Budai, Latin afabesine uzaylı görmüş gibi yabancı gözlerle bakan, yaptığı uçak, otomobil gibi seyahat araçları çizimlerine aldırmayan, karşılaştığı polislerin anlamadığı dilde birkaç cümle konuşup gittiği şehirde kısılma duygusunu yaşarken 921 nolu odasına asansörle çıkışında bir kadın ondan hoşlandığını açıkça belli eder. Belki kadın ile iletişim kurup, bu kabustan uyanabilirim diye düşünen Budai, önce yiyecek, içecek ve azalan para işlerini halletmeye karar verir.

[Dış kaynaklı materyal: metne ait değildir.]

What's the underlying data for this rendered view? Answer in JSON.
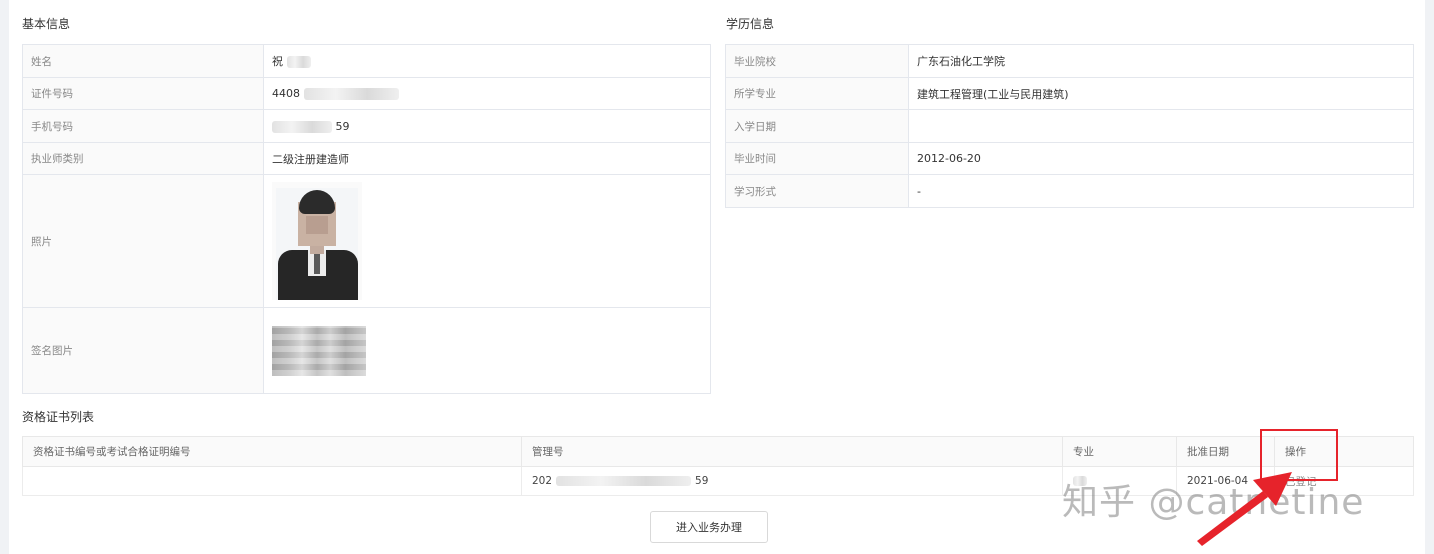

Derken dişiyle başlayan sağlık sorunlarını yaşar. Burada ultra totaliter rejimin uzun saatler boyunca ayakta beklemek ve hiçbir insancıl davranış ile karşılaşmamak temalı sağlık politikasıyla yüzleşir. Koskocaman hastane binalarında uzun süre peygamber sabrıyla sınandıktan sonra fabrikada üretim yapar gibi dişi çekilir, daha o koltuktan kalkmadan yerine başkası getirilir.
Yaşamak zorunda kaldığı ve dünyanın hangi kıtası, yarı küresinde olduğunu bile anlayamadığı ülkenin dilini bir dil bilimci olarak çözme çabaları eski Kıbrıs yazıtları, Mısır ve Yunan mitolojisine kadar uzansa da sonuç elde edemez.
Modern bir metin yaratmak
Bir romanın tamamını anlatmayı sevmediğimi belki hatırlayan okurlar bulunabilir. Epepe’nin de tamamını anlatmaya niyetim yok fakat burada söylemek gerekiyor ki romana başlayalı kısa süre olduktan sonra şöyle düşündüm ‘Bu metin George Orwell’in 1984’ü ile Kafka’nın yazın dünyasına atıf yapıyor.’ Sonra yazar Ferenc Karinthy’in yaşam öyküsüne baktım. 1921 gibi talihsiz bir zamanda dünyaya gelmiş. Annesi Nazilerin Auschwitz toplama kampında katledilmiş. Kendisi de İngilizce, İtalyanca, Almanca, Yunanca dillerinden çevriler yapmış. Epepe’nin Hitler, Mussolini ve Stalin’in totaliter rejimlerine atıf yaptığı kendisi gibi bir dil bilimci karakter Budai ile öz yaşamsal bir metin olduğu ortadaydı. Daha ilk anlardan itibaren Karinthy’in yazıldığı 1970’e göre birçok yeni modern yazar ve romana metinlerarasılık yaptığı da göze çarpıyordu. Metni bu gözle okumayı sürdürdüm.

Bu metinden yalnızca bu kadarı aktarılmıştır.